Ohio State's complementary players thrived in the cauldron. Syracuse's starters melted under the late-game heat. The script flipped, and the No. 2 seed denied the 1. Ohio State is headed to New Orleans, 77-70 winners in a regional final defined by the refs but punctuated by the "other" Buckeyes: Smith Jr. Williams. Thompson. Ravenel.

On this night, the Buckeyes were tougher. And deeper. And more together. And their stars noticed.

"Lenzelle [Smith], the bigger the game, the bigger he plays," Jared Sullinger said afterward. "With Amir [Williams], Amir always had talent. It's just unfortunately he's playing behind me and Evan [Ravenel] at the time, so watch out for him next year."

Next year arrived about six minutes into tonight's game, a bit after Smith took a blow above the eye that required three stitches and immediately after Sullinger was whistled for his second foul, this one strongly accented with the scent of phantom. He spent the final 14 minutes of the half pinned to the pine, exhorting on Deshaun Thomas and his new frontcourt partners to settle down and hold down the fort until the half. Somehow, they did. Getting seven points, five rebounds and, crucially, 19 combined minutes from the Williams/Ravenel/Thompson trio, the Buckeyes snuck into the break tied at 29, and Syracuse was the team in more significant foul trouble.

The war of attrition continued in the second stanza, and Syracuse took the brunt of it, with Rakeem Christmas and Dion Waiters notably impacted. Meanwhile, Ohio State's regulars found their rhythm, and when they missed, they hammered away on the offensive glass. Syracuse's season-long flaw was exposed again, as the Buckeyes grabbed seven of 12 possible rebounds after the break.

The Buckeyes got 15 second-half points from the well-rested Sullinger, but 16 more came from the recuperated Smith, including a couple of huge 3-pointers late in the shot clock. Thanks in part to some atypical Orange sloppiness down the stretch, the Buckeyes were able to see the game out from the free-throw line late. They never would have been in that position without Smith, and interestingly, they almost weren't.

"He had lost his man on defense and given up a three and then came down and threw a wild pass that almost got picked off, and I was literally saying he doesn't have it at the moment, let's get him out and we'll talk to him," head coach Thad Matta said. "Then he bangs a three, and I'm like, 'He's back!' So we let him ride it out."

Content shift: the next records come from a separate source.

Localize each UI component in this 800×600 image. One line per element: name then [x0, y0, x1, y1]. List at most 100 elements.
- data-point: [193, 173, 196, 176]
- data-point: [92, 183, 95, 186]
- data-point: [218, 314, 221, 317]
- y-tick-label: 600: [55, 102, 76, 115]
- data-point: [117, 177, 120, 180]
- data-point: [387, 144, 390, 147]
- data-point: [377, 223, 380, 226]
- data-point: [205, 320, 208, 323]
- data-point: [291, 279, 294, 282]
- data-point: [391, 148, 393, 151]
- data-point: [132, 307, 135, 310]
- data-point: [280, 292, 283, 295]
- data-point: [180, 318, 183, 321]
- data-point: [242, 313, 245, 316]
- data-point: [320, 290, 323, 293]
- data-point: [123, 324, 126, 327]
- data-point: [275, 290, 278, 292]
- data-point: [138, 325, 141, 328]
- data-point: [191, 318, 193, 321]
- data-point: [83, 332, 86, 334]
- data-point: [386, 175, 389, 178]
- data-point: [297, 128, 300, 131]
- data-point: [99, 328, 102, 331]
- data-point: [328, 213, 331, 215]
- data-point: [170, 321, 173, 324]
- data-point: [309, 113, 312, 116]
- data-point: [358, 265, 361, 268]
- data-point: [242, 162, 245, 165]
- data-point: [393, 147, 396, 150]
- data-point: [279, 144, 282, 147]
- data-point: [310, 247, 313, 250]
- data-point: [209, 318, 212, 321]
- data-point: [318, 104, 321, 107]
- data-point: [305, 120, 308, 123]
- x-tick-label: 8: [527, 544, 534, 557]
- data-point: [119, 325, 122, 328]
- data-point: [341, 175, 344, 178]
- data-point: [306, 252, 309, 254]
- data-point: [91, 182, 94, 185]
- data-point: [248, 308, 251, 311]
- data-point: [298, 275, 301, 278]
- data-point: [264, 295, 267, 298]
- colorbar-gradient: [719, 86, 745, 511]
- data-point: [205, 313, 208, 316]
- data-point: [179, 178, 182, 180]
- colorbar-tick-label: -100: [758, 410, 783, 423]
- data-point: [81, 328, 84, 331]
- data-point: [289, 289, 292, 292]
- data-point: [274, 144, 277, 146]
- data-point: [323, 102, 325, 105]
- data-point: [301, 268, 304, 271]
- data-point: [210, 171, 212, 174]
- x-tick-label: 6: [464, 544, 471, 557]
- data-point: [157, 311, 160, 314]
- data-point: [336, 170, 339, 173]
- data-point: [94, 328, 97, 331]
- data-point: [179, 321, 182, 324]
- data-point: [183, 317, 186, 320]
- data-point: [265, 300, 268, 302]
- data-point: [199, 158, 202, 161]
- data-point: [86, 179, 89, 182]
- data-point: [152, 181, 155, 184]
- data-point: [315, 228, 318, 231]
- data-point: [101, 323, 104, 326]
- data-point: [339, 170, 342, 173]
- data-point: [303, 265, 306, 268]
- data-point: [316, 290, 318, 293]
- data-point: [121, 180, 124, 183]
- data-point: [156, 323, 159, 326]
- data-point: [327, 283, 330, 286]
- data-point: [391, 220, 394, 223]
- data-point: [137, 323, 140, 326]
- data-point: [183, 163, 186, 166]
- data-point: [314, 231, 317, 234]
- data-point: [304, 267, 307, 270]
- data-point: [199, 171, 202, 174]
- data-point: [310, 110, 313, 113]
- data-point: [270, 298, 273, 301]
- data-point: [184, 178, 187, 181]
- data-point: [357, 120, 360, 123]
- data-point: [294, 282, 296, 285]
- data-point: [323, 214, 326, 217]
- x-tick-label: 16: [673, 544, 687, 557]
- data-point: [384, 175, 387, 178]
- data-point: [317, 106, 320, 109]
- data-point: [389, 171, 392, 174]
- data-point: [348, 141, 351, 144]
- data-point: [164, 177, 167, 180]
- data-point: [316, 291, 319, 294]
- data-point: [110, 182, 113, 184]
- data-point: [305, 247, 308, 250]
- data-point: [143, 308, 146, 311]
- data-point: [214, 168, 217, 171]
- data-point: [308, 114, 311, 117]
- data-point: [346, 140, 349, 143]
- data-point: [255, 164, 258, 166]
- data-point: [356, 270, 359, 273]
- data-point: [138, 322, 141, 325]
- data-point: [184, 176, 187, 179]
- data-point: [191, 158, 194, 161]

Now the Buckeyes will ride down to the Big Easy after a season that was anything but. After hitting bottom following a home loss to Wisconsin, which led to Matta kicking his team out of practice and a team meeting, Ohio State found itself in time to save its season. Road wins at Northwestern and Michigan State helped reinforce a new mission of togetherness and that mantra has held up in some tough spots over the last three NCAA tournament games. Maybe the Ohio State of a month ago wouldn't be here, still alive, still hunting a national title. This version is, thanks in large part to a supporting cast few suspected they had. And don't think the Buckeyes were unaware of that perception.

In the joyous postgame locker room, Sullinger finally arrived after his podium duties and held court near the whiteboard that still listed all the gnarly statistics from the uneven first half. Surrounded by cameras, just before he acknowledged all of the team's non-starters as the MVPs of this game, he had one more thank you to issue. One more reason to give. One more score to settle after a long season following his decision to stay another year in Columbus. One more smile to flash.

"This basketball team heard everything you all said about us, how Ohio State wasn't good enough, how we [weren't] physically gifted, mentally tough enough, immature," he said. "And this basketball team pushed through the adversity. I want to thank you all. You all helped this basketball team."